Brown v. Board of Education of Topeka was a 1954 Supreme Court decision that undid the Plessy v. Ferguson decision of 1896. Brown v. Board stated that a separate but equal education was unequal and therefore, unconstitutional. Jim Crow was still intact in other societal elements, this decision only ended Jim Crow within the world of education.
So, what changed in the nearly 60 years between Plessy v. Ferguson and Brown v. Board? Did white people suddenly see how damaging their white supremacy was and had as a collective made a concerted effort to dismantle it? Yeah, no...Definitely not. If that had happened, it wouldn't have taken a Supreme Court decision to enforce it, we'd have just done it. What happened was the formation of an organization called the NAACP.
The NAACP was founded in 1908, and became an organization with actual political and monetary power behind it. It would use its power to move civil rights forward, before the Civil Rights movement of the 50's and 60's even began. Thurgood Marshall, an attorney for the NAACP was the lawyer who fought for the plaintiffs(Brown) in the Brown v. Board case. (Thurgood Marshall would go on to become the first Black Supreme Court justice, himself. Talk about full circle!)

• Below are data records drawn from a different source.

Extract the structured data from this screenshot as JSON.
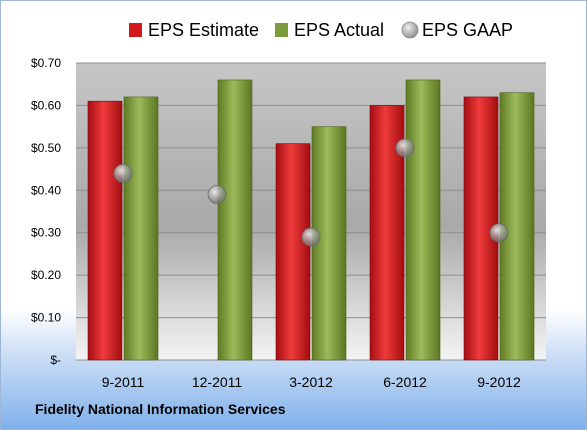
{
  "company": "Fidelity National Information Services",
  "legend": [
    {
      "label": "EPS Estimate",
      "color": "#d4161d",
      "shape": "square"
    },
    {
      "label": "EPS Actual",
      "color": "#7c9b3b",
      "shape": "square"
    },
    {
      "label": "EPS GAAP",
      "color": "#a9b3bc",
      "shape": "circle"
    }
  ],
  "chart_data": {
    "type": "bar",
    "categories": [
      "9-2011",
      "12-2011",
      "3-2012",
      "6-2012",
      "9-2012"
    ],
    "series": [
      {
        "name": "EPS Estimate",
        "type": "bar",
        "color": "#d4161d",
        "values": [
          0.61,
          null,
          0.51,
          0.6,
          0.62
        ]
      },
      {
        "name": "EPS Actual",
        "type": "bar",
        "color": "#7c9b3b",
        "values": [
          0.62,
          0.66,
          0.55,
          0.66,
          0.63
        ]
      },
      {
        "name": "EPS GAAP",
        "type": "scatter",
        "color": "#a9b3bc",
        "values": [
          0.44,
          0.39,
          0.29,
          0.5,
          0.3
        ]
      }
    ],
    "ylim": [
      0,
      0.7
    ],
    "yticks": [
      0,
      0.1,
      0.2,
      0.3,
      0.4,
      0.5,
      0.6,
      0.7
    ],
    "ytick_labels": [
      "$-",
      "$0.10",
      "$0.20",
      "$0.30",
      "$0.40",
      "$0.50",
      "$0.60",
      "$0.70"
    ],
    "grid": true,
    "legend_position": "top"
  }
}
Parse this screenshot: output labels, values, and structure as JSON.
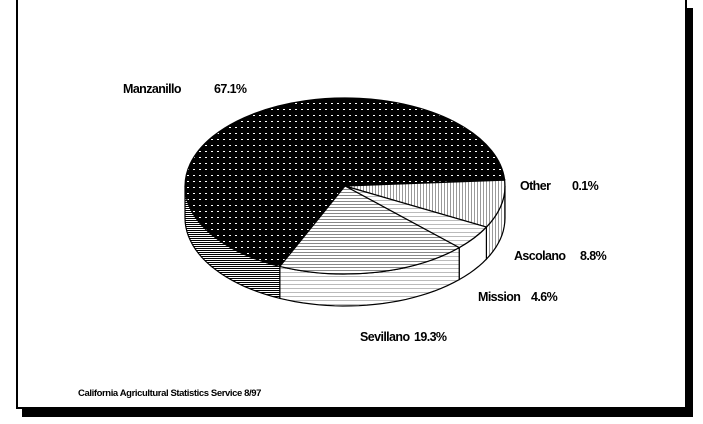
{
  "chart_data": {
    "type": "pie",
    "categories": [
      "Manzanillo",
      "Other",
      "Ascolano",
      "Mission",
      "Sevillano"
    ],
    "values": [
      67.1,
      0.1,
      8.8,
      4.6,
      19.3
    ],
    "labels": [
      {
        "name": "Manzanillo",
        "value_text": "67.1%"
      },
      {
        "name": "Other",
        "value_text": "0.1%"
      },
      {
        "name": "Ascolano",
        "value_text": "8.8%"
      },
      {
        "name": "Mission",
        "value_text": "4.6%"
      },
      {
        "name": "Sevillano",
        "value_text": "19.3%"
      }
    ],
    "style": "3d-pie",
    "legend": "none",
    "source_note": "California Agricultural Statistics Service 8/97"
  }
}
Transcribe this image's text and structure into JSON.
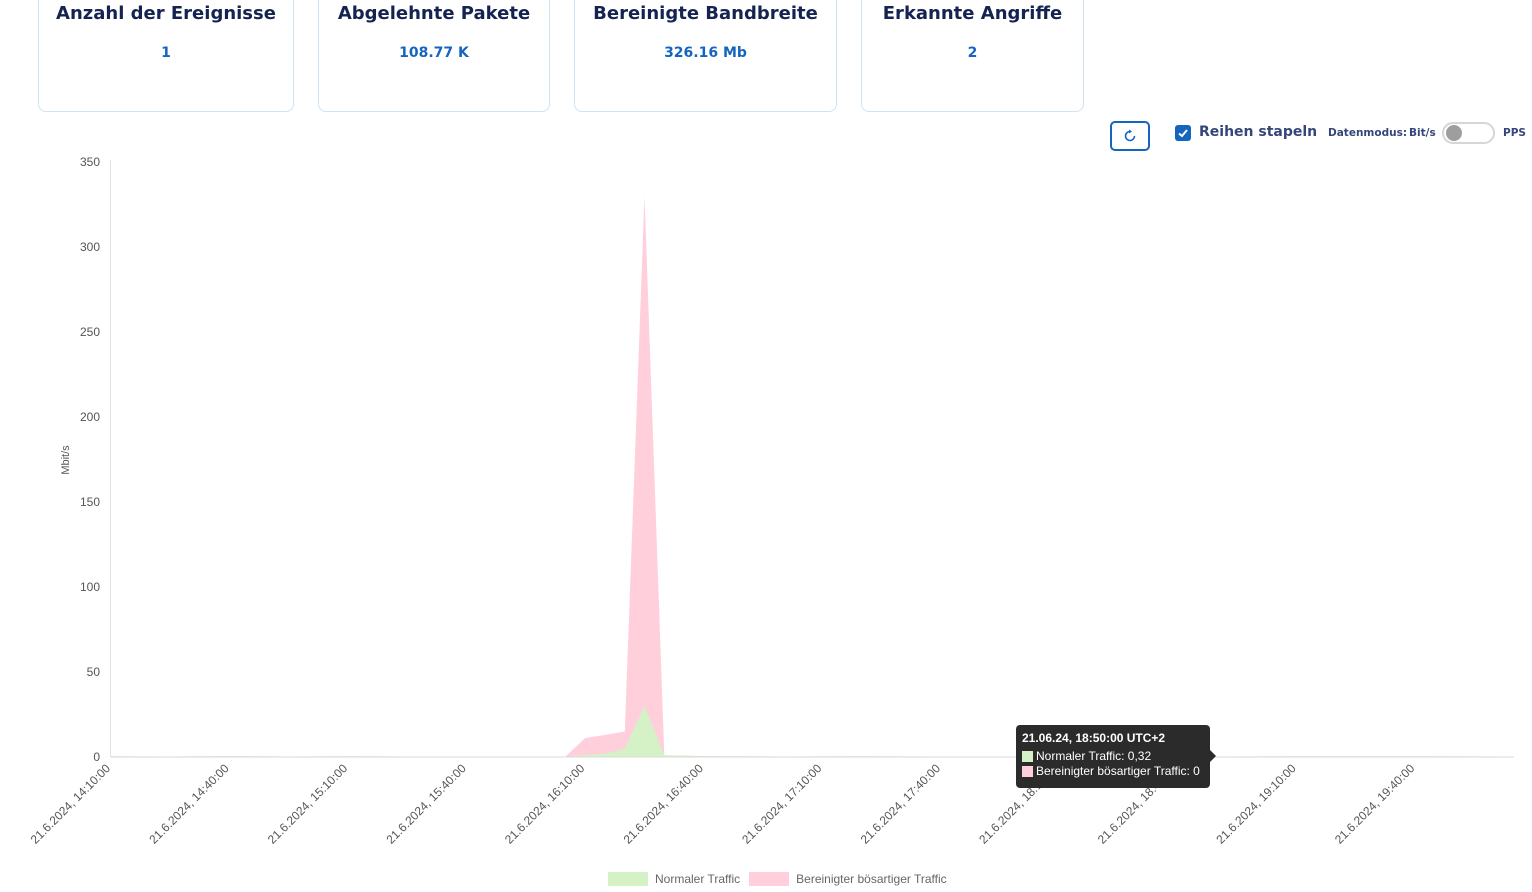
{
  "stats": [
    {
      "title": "Anzahl der Ereignisse",
      "value": "1"
    },
    {
      "title": "Abgelehnte Pakete",
      "value": "108.77 K"
    },
    {
      "title": "Bereinigte Bandbreite",
      "value": "326.16 Mb"
    },
    {
      "title": "Erkannte Angriffe",
      "value": "2"
    }
  ],
  "controls": {
    "refresh_icon": "refresh-icon",
    "stack_series_checked": true,
    "stack_series_label": "Reihen stapeln",
    "data_mode_label": "Datenmodus:",
    "data_mode_bits": "Bit/s",
    "data_mode_pps": "PPS",
    "data_mode_pps_enabled": false
  },
  "tooltip": {
    "title": "21.06.24, 18:50:00 UTC+2",
    "rows": [
      {
        "label": "Normaler Traffic: 0,32",
        "color": "#d4f2c6"
      },
      {
        "label": "Bereinigter bösartiger Traffic: 0",
        "color": "#ffcfdc"
      }
    ]
  },
  "chart_data": {
    "type": "area",
    "stacked": true,
    "ylabel": "Mbit/s",
    "ylim": [
      0,
      350
    ],
    "yticks": [
      0,
      50,
      100,
      150,
      200,
      250,
      300,
      350
    ],
    "xlim": [
      "21.6.2024, 14:10:00",
      "21.6.2024, 20:05:00"
    ],
    "xticks": [
      "21.6.2024, 14:10:00",
      "21.6.2024, 14:40:00",
      "21.6.2024, 15:10:00",
      "21.6.2024, 15:40:00",
      "21.6.2024, 16:10:00",
      "21.6.2024, 16:40:00",
      "21.6.2024, 17:10:00",
      "21.6.2024, 17:40:00",
      "21.6.2024, 18:10:00",
      "21.6.2024, 18:40:00",
      "21.6.2024, 19:10:00",
      "21.6.2024, 19:40:00"
    ],
    "grid": false,
    "legend_position": "bottom",
    "series": [
      {
        "name": "Normaler Traffic",
        "color": "#d4f2c6",
        "points": [
          [
            "21.6.2024, 14:10:00",
            0.4
          ],
          [
            "21.6.2024, 14:25:00",
            0.3
          ],
          [
            "21.6.2024, 14:40:00",
            0.5
          ],
          [
            "21.6.2024, 14:55:00",
            0.3
          ],
          [
            "21.6.2024, 15:10:00",
            0.4
          ],
          [
            "21.6.2024, 15:25:00",
            0.3
          ],
          [
            "21.6.2024, 15:40:00",
            0.3
          ],
          [
            "21.6.2024, 16:05:00",
            0.3
          ],
          [
            "21.6.2024, 16:15:00",
            2
          ],
          [
            "21.6.2024, 16:20:00",
            5
          ],
          [
            "21.6.2024, 16:25:00",
            30
          ],
          [
            "21.6.2024, 16:30:00",
            1
          ],
          [
            "21.6.2024, 16:40:00",
            0.5
          ],
          [
            "21.6.2024, 17:00:00",
            0.3
          ],
          [
            "21.6.2024, 17:20:00",
            0.4
          ],
          [
            "21.6.2024, 17:40:00",
            0.3
          ],
          [
            "21.6.2024, 18:10:00",
            0.3
          ],
          [
            "21.6.2024, 18:50:00",
            0.32
          ],
          [
            "21.6.2024, 19:10:00",
            0.4
          ],
          [
            "21.6.2024, 19:40:00",
            0.4
          ],
          [
            "21.6.2024, 20:05:00",
            0.3
          ]
        ]
      },
      {
        "name": "Bereinigter bösartiger Traffic",
        "color": "#ffcfdc",
        "points": [
          [
            "21.6.2024, 14:10:00",
            0
          ],
          [
            "21.6.2024, 16:05:00",
            0
          ],
          [
            "21.6.2024, 16:10:00",
            10
          ],
          [
            "21.6.2024, 16:15:00",
            11
          ],
          [
            "21.6.2024, 16:20:00",
            10
          ],
          [
            "21.6.2024, 16:25:00",
            300
          ],
          [
            "21.6.2024, 16:30:00",
            0
          ],
          [
            "21.6.2024, 18:50:00",
            0
          ],
          [
            "21.6.2024, 20:05:00",
            0
          ]
        ]
      }
    ]
  }
}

Black activists did all the work to force the Supreme Court to honor their own concepts. They had to prove that separate was not equal, and therefore, unconstitutional, so the SC had no choice but to relent. white America was once again forced to change, kicking and screaming(more on that tomorrow) into a slightly more equal in one area, nation. white people do not get to pat themselves on the back for this landmark change. We should be humiliated that it took a Supreme Court case to get us to move toward equality.